Previous reports showed that AF was prevalent in patients with CKD who had a poor prognosis, and AF patients on maintenance dialysis were also reported to have a poor prognosis [19–21]. In the previous study, AF was independently associated with higher rates of all-cause mortality [16,22]. CKD is affected by numerous risk factors, and severe co-morbidities such as diabetes, hypertension, and concomitant cardiac diseases such as cardiomyopathies and myocardial infarction must, of course, result in worse outcomes. We investigated the outcome of NAF among advance CKD patients with and without dialysis using the National Health Insurance Research Database. The groups of dialysis patients with AF presented with the highest crude mortality rates 18.0 (95% CI 15.4–21.2), and when compared with the groups of Non-dialysis patients without AF, the adjust HR was 3.466 (95% CI 2.9–4.1). AF was associated with a higher rate of heart failure, which was identified as a significant predictor of mortality , while the specific cause of death was not reviewed in our study. In advanced CKD, NAF was associated with a high rate of mortality in the Non-dialysis group. CKD and AF are both associated with a lower quality of life; increased hospitalization rates; and a greater risk of heart failure, stroke, and total mortality. AF and CKD often co-exist; each condition predisposes to the other, and the co-occurrence of these disorders worsens the prognosis relative to either disease alone .
The adjusted HR of mortality for co-existing AF was 1.8 (95% CI 1.5–2.2) in the Non-dialysis subset; however, a lower aHR of 1.4 (95% CI 1.1–1.6) was estimated in the dialysis subset. Thus, dialysis is not risky for CKD patients with NAF.

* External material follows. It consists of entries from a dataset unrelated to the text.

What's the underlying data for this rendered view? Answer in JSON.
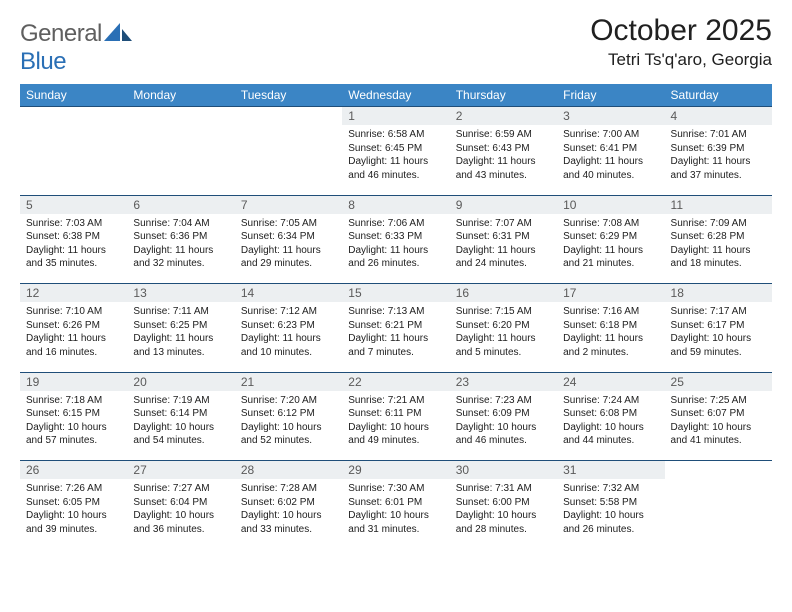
{
  "logo": {
    "word1": "General",
    "word2": "Blue"
  },
  "title": "October 2025",
  "location": "Tetri Ts'q'aro, Georgia",
  "weekday_header_bg": "#3b85c5",
  "weekday_header_color": "#ffffff",
  "daynum_bg": "#eceff1",
  "border_color": "#1f4e79",
  "weekdays": [
    "Sunday",
    "Monday",
    "Tuesday",
    "Wednesday",
    "Thursday",
    "Friday",
    "Saturday"
  ],
  "weeks": [
    [
      null,
      null,
      null,
      {
        "day": "1",
        "sunrise": "6:58 AM",
        "sunset": "6:45 PM",
        "daylight": "11 hours and 46 minutes."
      },
      {
        "day": "2",
        "sunrise": "6:59 AM",
        "sunset": "6:43 PM",
        "daylight": "11 hours and 43 minutes."
      },
      {
        "day": "3",
        "sunrise": "7:00 AM",
        "sunset": "6:41 PM",
        "daylight": "11 hours and 40 minutes."
      },
      {
        "day": "4",
        "sunrise": "7:01 AM",
        "sunset": "6:39 PM",
        "daylight": "11 hours and 37 minutes."
      }
    ],
    [
      {
        "day": "5",
        "sunrise": "7:03 AM",
        "sunset": "6:38 PM",
        "daylight": "11 hours and 35 minutes."
      },
      {
        "day": "6",
        "sunrise": "7:04 AM",
        "sunset": "6:36 PM",
        "daylight": "11 hours and 32 minutes."
      },
      {
        "day": "7",
        "sunrise": "7:05 AM",
        "sunset": "6:34 PM",
        "daylight": "11 hours and 29 minutes."
      },
      {
        "day": "8",
        "sunrise": "7:06 AM",
        "sunset": "6:33 PM",
        "daylight": "11 hours and 26 minutes."
      },
      {
        "day": "9",
        "sunrise": "7:07 AM",
        "sunset": "6:31 PM",
        "daylight": "11 hours and 24 minutes."
      },
      {
        "day": "10",
        "sunrise": "7:08 AM",
        "sunset": "6:29 PM",
        "daylight": "11 hours and 21 minutes."
      },
      {
        "day": "11",
        "sunrise": "7:09 AM",
        "sunset": "6:28 PM",
        "daylight": "11 hours and 18 minutes."
      }
    ],
    [
      {
        "day": "12",
        "sunrise": "7:10 AM",
        "sunset": "6:26 PM",
        "daylight": "11 hours and 16 minutes."
      },
      {
        "day": "13",
        "sunrise": "7:11 AM",
        "sunset": "6:25 PM",
        "daylight": "11 hours and 13 minutes."
      },
      {
        "day": "14",
        "sunrise": "7:12 AM",
        "sunset": "6:23 PM",
        "daylight": "11 hours and 10 minutes."
      },
      {
        "day": "15",
        "sunrise": "7:13 AM",
        "sunset": "6:21 PM",
        "daylight": "11 hours and 7 minutes."
      },
      {
        "day": "16",
        "sunrise": "7:15 AM",
        "sunset": "6:20 PM",
        "daylight": "11 hours and 5 minutes."
      },
      {
        "day": "17",
        "sunrise": "7:16 AM",
        "sunset": "6:18 PM",
        "daylight": "11 hours and 2 minutes."
      },
      {
        "day": "18",
        "sunrise": "7:17 AM",
        "sunset": "6:17 PM",
        "daylight": "10 hours and 59 minutes."
      }
    ],
    [
      {
        "day": "19",
        "sunrise": "7:18 AM",
        "sunset": "6:15 PM",
        "daylight": "10 hours and 57 minutes."
      },
      {
        "day": "20",
        "sunrise": "7:19 AM",
        "sunset": "6:14 PM",
        "daylight": "10 hours and 54 minutes."
      },
      {
        "day": "21",
        "sunrise": "7:20 AM",
        "sunset": "6:12 PM",
        "daylight": "10 hours and 52 minutes."
      },
      {
        "day": "22",
        "sunrise": "7:21 AM",
        "sunset": "6:11 PM",
        "daylight": "10 hours and 49 minutes."
      },
      {
        "day": "23",
        "sunrise": "7:23 AM",
        "sunset": "6:09 PM",
        "daylight": "10 hours and 46 minutes."
      },
      {
        "day": "24",
        "sunrise": "7:24 AM",
        "sunset": "6:08 PM",
        "daylight": "10 hours and 44 minutes."
      },
      {
        "day": "25",
        "sunrise": "7:25 AM",
        "sunset": "6:07 PM",
        "daylight": "10 hours and 41 minutes."
      }
    ],
    [
      {
        "day": "26",
        "sunrise": "7:26 AM",
        "sunset": "6:05 PM",
        "daylight": "10 hours and 39 minutes."
      },
      {
        "day": "27",
        "sunrise": "7:27 AM",
        "sunset": "6:04 PM",
        "daylight": "10 hours and 36 minutes."
      },
      {
        "day": "28",
        "sunrise": "7:28 AM",
        "sunset": "6:02 PM",
        "daylight": "10 hours and 33 minutes."
      },
      {
        "day": "29",
        "sunrise": "7:30 AM",
        "sunset": "6:01 PM",
        "daylight": "10 hours and 31 minutes."
      },
      {
        "day": "30",
        "sunrise": "7:31 AM",
        "sunset": "6:00 PM",
        "daylight": "10 hours and 28 minutes."
      },
      {
        "day": "31",
        "sunrise": "7:32 AM",
        "sunset": "5:58 PM",
        "daylight": "10 hours and 26 minutes."
      },
      null
    ]
  ],
  "labels": {
    "sunrise": "Sunrise:",
    "sunset": "Sunset:",
    "daylight": "Daylight:"
  }
}
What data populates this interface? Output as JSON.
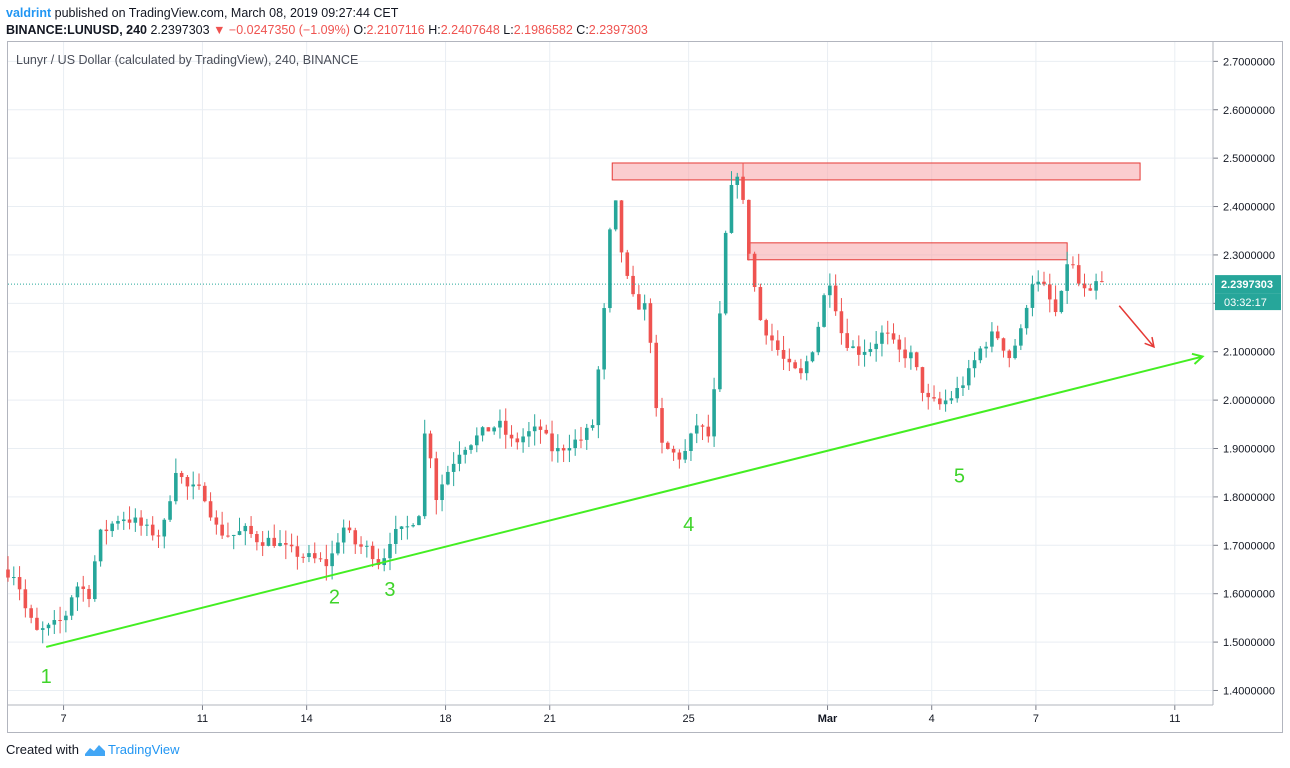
{
  "header": {
    "author": "valdrint",
    "published_text": "published on TradingView.com, March 08, 2019 09:27:44 CET"
  },
  "ohlc": {
    "symbol": "BINANCE:LUNUSD, 240",
    "last": "2.2397303",
    "change_arrow": "▼",
    "change": "−0.0247350 (−1.09%)",
    "o_label": "O:",
    "o": "2.2107116",
    "h_label": "H:",
    "h": "2.2407648",
    "l_label": "L:",
    "l": "2.1986582",
    "c_label": "C:",
    "c": "2.2397303"
  },
  "footer": {
    "created_with": "Created with",
    "brand": "TradingView",
    "logo_icon": "tradingview-logo-icon"
  },
  "colors": {
    "up": "#26a69a",
    "down": "#ef5350",
    "trendline": "#44ee22",
    "zone": "#f7a4a8",
    "arrow": "#e53935",
    "price_tag": "#26a69a",
    "grid": "#e9eef3"
  },
  "chart_data": {
    "type": "candlestick",
    "title": "Lunyr / US Dollar (calculated by TradingView), 240, BINANCE",
    "ylim": [
      1.37,
      2.74
    ],
    "y_ticks": [
      "2.7000000",
      "2.6000000",
      "2.5000000",
      "2.4000000",
      "2.3000000",
      "2.2000000",
      "2.1000000",
      "2.0000000",
      "1.9000000",
      "1.8000000",
      "1.7000000",
      "1.6000000",
      "1.5000000",
      "1.4000000"
    ],
    "x_ticks": [
      {
        "label": "7",
        "day": 7
      },
      {
        "label": "11",
        "day": 11
      },
      {
        "label": "14",
        "day": 14
      },
      {
        "label": "18",
        "day": 18
      },
      {
        "label": "21",
        "day": 21
      },
      {
        "label": "25",
        "day": 25
      },
      {
        "label": "Mar",
        "day": 29
      },
      {
        "label": "4",
        "day": 32
      },
      {
        "label": "7",
        "day": 35
      },
      {
        "label": "11",
        "day": 39
      }
    ],
    "x_start_day": 5.4,
    "x_end_day": 40.1,
    "last_price": {
      "value": 2.2397303,
      "label": "2.2397303",
      "countdown": "03:32:17"
    },
    "anchors": [
      [
        5.4,
        1.65
      ],
      [
        5.8,
        1.64
      ],
      [
        6.1,
        1.56
      ],
      [
        6.4,
        1.52
      ],
      [
        6.8,
        1.53
      ],
      [
        7.2,
        1.55
      ],
      [
        7.5,
        1.62
      ],
      [
        7.9,
        1.6
      ],
      [
        8.2,
        1.72
      ],
      [
        8.5,
        1.74
      ],
      [
        8.8,
        1.76
      ],
      [
        9.2,
        1.75
      ],
      [
        9.6,
        1.73
      ],
      [
        10.0,
        1.72
      ],
      [
        10.4,
        1.86
      ],
      [
        10.7,
        1.82
      ],
      [
        11.2,
        1.81
      ],
      [
        11.6,
        1.73
      ],
      [
        12.0,
        1.72
      ],
      [
        12.4,
        1.73
      ],
      [
        12.8,
        1.71
      ],
      [
        13.2,
        1.71
      ],
      [
        13.6,
        1.69
      ],
      [
        14.0,
        1.68
      ],
      [
        14.4,
        1.67
      ],
      [
        14.8,
        1.66
      ],
      [
        15.2,
        1.74
      ],
      [
        15.6,
        1.7
      ],
      [
        16.0,
        1.69
      ],
      [
        16.3,
        1.66
      ],
      [
        16.6,
        1.72
      ],
      [
        17.0,
        1.73
      ],
      [
        17.4,
        1.77
      ],
      [
        17.6,
        1.96
      ],
      [
        17.9,
        1.8
      ],
      [
        18.2,
        1.85
      ],
      [
        18.6,
        1.9
      ],
      [
        19.0,
        1.92
      ],
      [
        19.4,
        1.94
      ],
      [
        19.7,
        1.95
      ],
      [
        20.1,
        1.91
      ],
      [
        20.5,
        1.93
      ],
      [
        20.9,
        1.94
      ],
      [
        21.3,
        1.89
      ],
      [
        21.7,
        1.91
      ],
      [
        22.1,
        1.92
      ],
      [
        22.4,
        1.95
      ],
      [
        22.7,
        2.15
      ],
      [
        23.0,
        2.44
      ],
      [
        23.3,
        2.27
      ],
      [
        23.6,
        2.2
      ],
      [
        24.0,
        2.19
      ],
      [
        24.3,
        1.91
      ],
      [
        24.7,
        1.89
      ],
      [
        25.0,
        1.88
      ],
      [
        25.4,
        1.95
      ],
      [
        25.8,
        1.92
      ],
      [
        26.1,
        2.2
      ],
      [
        26.3,
        2.41
      ],
      [
        26.6,
        2.48
      ],
      [
        26.9,
        2.31
      ],
      [
        27.2,
        2.17
      ],
      [
        27.6,
        2.12
      ],
      [
        28.0,
        2.07
      ],
      [
        28.4,
        2.05
      ],
      [
        28.8,
        2.12
      ],
      [
        29.2,
        2.26
      ],
      [
        29.6,
        2.13
      ],
      [
        30.0,
        2.1
      ],
      [
        30.4,
        2.11
      ],
      [
        30.8,
        2.14
      ],
      [
        31.2,
        2.1
      ],
      [
        31.6,
        2.09
      ],
      [
        32.0,
        2.0
      ],
      [
        32.4,
        1.99
      ],
      [
        32.8,
        2.01
      ],
      [
        33.2,
        2.05
      ],
      [
        33.6,
        2.11
      ],
      [
        34.0,
        2.14
      ],
      [
        34.4,
        2.09
      ],
      [
        34.8,
        2.15
      ],
      [
        35.0,
        2.25
      ],
      [
        35.4,
        2.23
      ],
      [
        35.8,
        2.17
      ],
      [
        36.1,
        2.3
      ],
      [
        36.4,
        2.24
      ],
      [
        36.7,
        2.21
      ],
      [
        36.9,
        2.24
      ]
    ],
    "resistance_zones": [
      {
        "day_start": 22.8,
        "day_end": 38.0,
        "low": 2.455,
        "high": 2.49
      },
      {
        "day_start": 26.7,
        "day_end": 35.9,
        "low": 2.29,
        "high": 2.325
      }
    ],
    "trendline": {
      "start": [
        6.5,
        1.49
      ],
      "end": [
        39.8,
        2.09
      ]
    },
    "projection_arrow": {
      "start": [
        37.4,
        2.195
      ],
      "end": [
        38.4,
        2.11
      ]
    },
    "annotations": [
      {
        "label": "1",
        "day": 6.5,
        "value": 1.415
      },
      {
        "label": "2",
        "day": 14.8,
        "value": 1.58
      },
      {
        "label": "3",
        "day": 16.4,
        "value": 1.595
      },
      {
        "label": "4",
        "day": 25.0,
        "value": 1.73
      },
      {
        "label": "5",
        "day": 32.8,
        "value": 1.83
      }
    ]
  }
}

It is also possible that hemodialysis patients present for medical care much more frequently, and asymptomatic AF is more readily detected in them. In advanced CKD patients with significant co-morbidities, clinicians need to consider whether dialysis offers a sufficient survival benefit for it to be a standard treatment, in view of the superior physical status of patients on dialysis. The retrospective nature of this study did not allow performance scores or other indicators of physical status to be collected, although this is an important consideration for future prospective work.

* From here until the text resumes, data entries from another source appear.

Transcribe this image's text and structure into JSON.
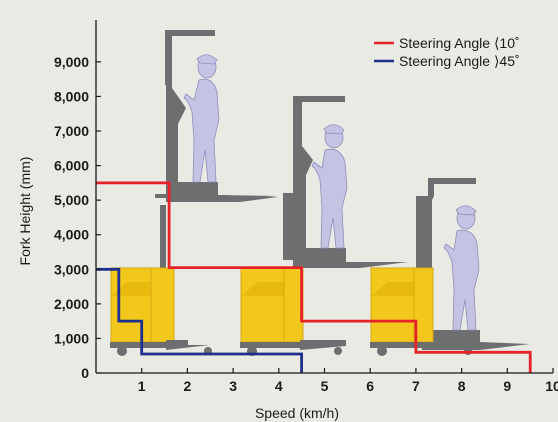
{
  "colors": {
    "background": "#e9eae4",
    "axis": "#1a1a1a",
    "truck_body": "#f2c81c",
    "mast": "#6d6e70",
    "figure": "#c4c3e3"
  },
  "chart_data": {
    "type": "line",
    "xlabel": "Speed (km/h)",
    "ylabel": "Fork Height (mm)",
    "xlim": [
      0,
      10
    ],
    "ylim": [
      0,
      10000
    ],
    "x_ticks": [
      1,
      2,
      3,
      4,
      5,
      6,
      7,
      8,
      9,
      10
    ],
    "y_ticks": [
      0,
      1000,
      2000,
      3000,
      4000,
      5000,
      6000,
      7000,
      8000,
      9000
    ],
    "x_tick_labels": [
      "1",
      "2",
      "3",
      "4",
      "5",
      "6",
      "7",
      "8",
      "9",
      "10"
    ],
    "y_tick_labels": [
      "0",
      "1,000",
      "2,000",
      "3,000",
      "4,000",
      "5,000",
      "6,000",
      "7,000",
      "8,000",
      "9,000"
    ],
    "grid": false,
    "legend_position": "top-right",
    "series": [
      {
        "name": "Steering Angle ⟨10˚",
        "color": "#e8222a",
        "points": [
          [
            0,
            5500
          ],
          [
            1.6,
            5500
          ],
          [
            1.6,
            3050
          ],
          [
            4.5,
            3050
          ],
          [
            4.5,
            1500
          ],
          [
            7,
            1500
          ],
          [
            7,
            600
          ],
          [
            9.5,
            600
          ],
          [
            9.5,
            0
          ]
        ]
      },
      {
        "name": "Steering Angle ⟩45˚",
        "color": "#1f2f8c",
        "points": [
          [
            0,
            3000
          ],
          [
            0.5,
            3000
          ],
          [
            0.5,
            1500
          ],
          [
            1,
            1500
          ],
          [
            1,
            550
          ],
          [
            4.5,
            550
          ],
          [
            4.5,
            0
          ]
        ]
      }
    ]
  }
}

Some limitations of this study need to be emphasized. First, the present study was observational and not randomized; therefore, reported associations should not be construed as causative. Second, we were unable to follow changes in variables over time. Therefore, we could not follow changes in blood pressure, laboratory values, dialysis adequacy, or medications.

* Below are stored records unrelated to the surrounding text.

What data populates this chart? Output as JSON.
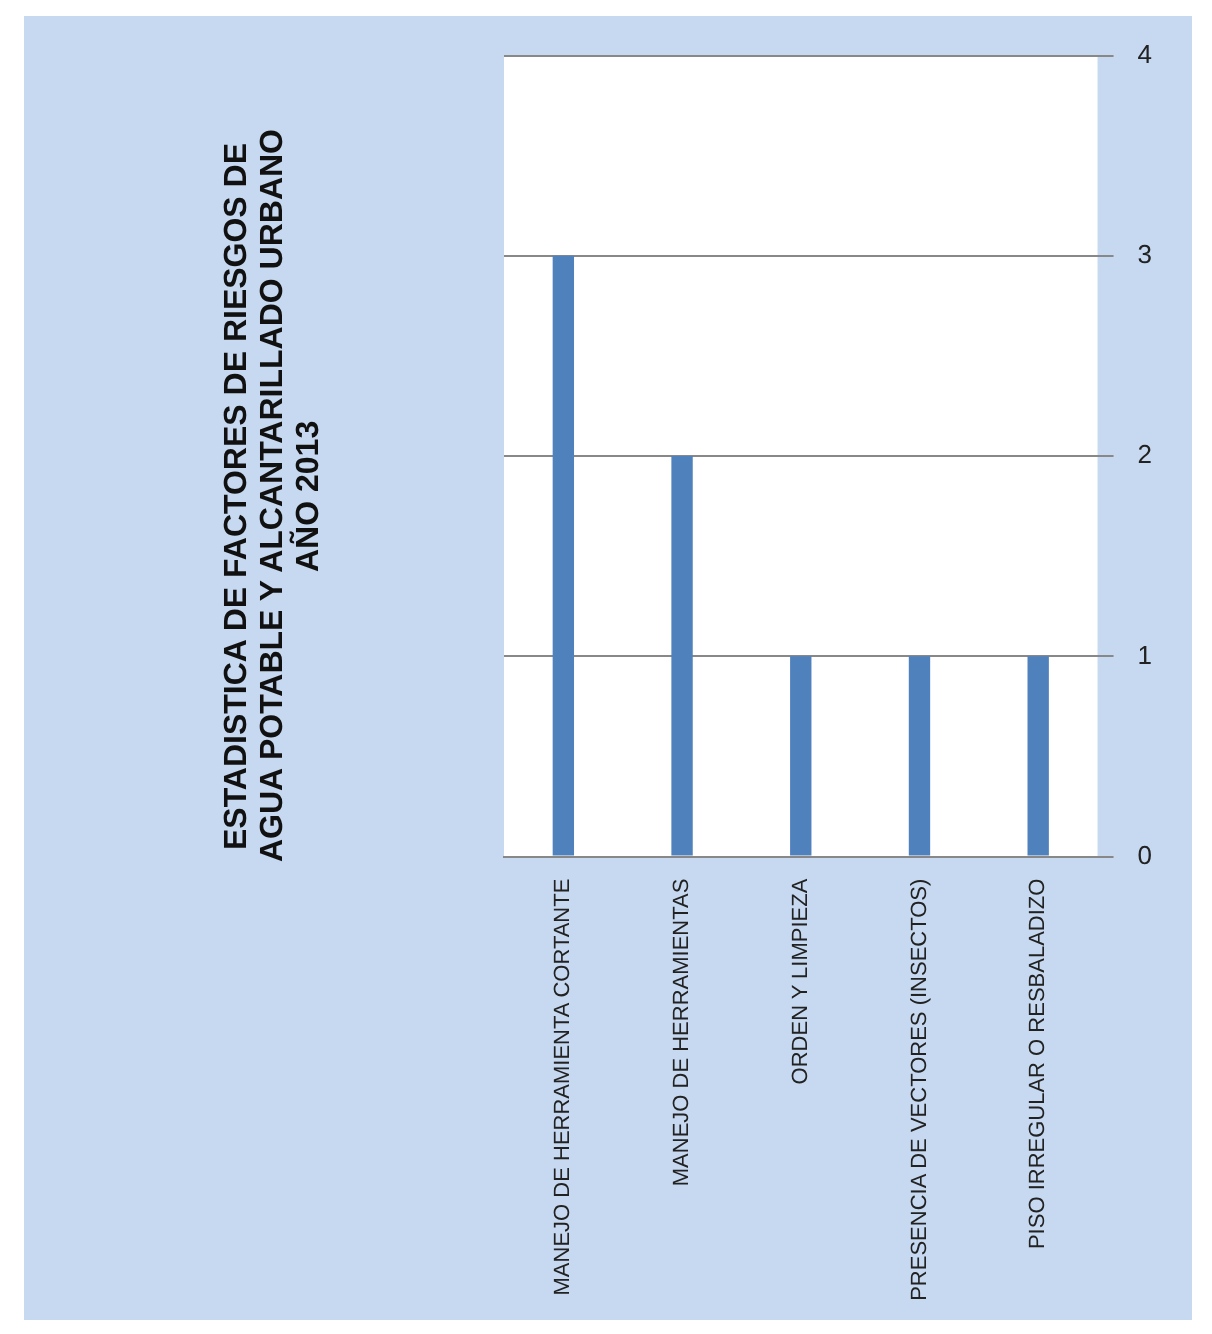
{
  "chart_data": {
    "type": "bar",
    "title": "ESTADISTICA DE FACTORES DE RIESGOS DE AGUA POTABLE Y ALCANTARILLADO URBANO AÑO 2013",
    "categories": [
      "MANEJO DE HERRAMIENTA CORTANTE",
      "MANEJO DE HERRAMIENTAS",
      "ORDEN Y LIMPIEZA",
      "PRESENCIA DE VECTORES (INSECTOS)",
      "PISO IRREGULAR O RESBALADIZO"
    ],
    "values": [
      3,
      2,
      1,
      1,
      1
    ],
    "color": "#4f81bd",
    "ylim": [
      0,
      4
    ],
    "yticks": [
      0,
      1,
      2,
      3,
      4
    ],
    "grid": "y",
    "legend": false
  }
}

In summary, CKD was associated with an increased prevalence of AF in this large, population-based sample of Taiwanese, and NAF is associated with greater total mortality. The occurrence of AF increased the risk of mortality independently in non-ESRD and ESRD with and without dialysis. Dialysis offers a sufficient survival benefit in patients with CKD and NAF. Thus, dialysis to be considered as a standard treatment, as indicated by the superior physical status of patients on dialysis.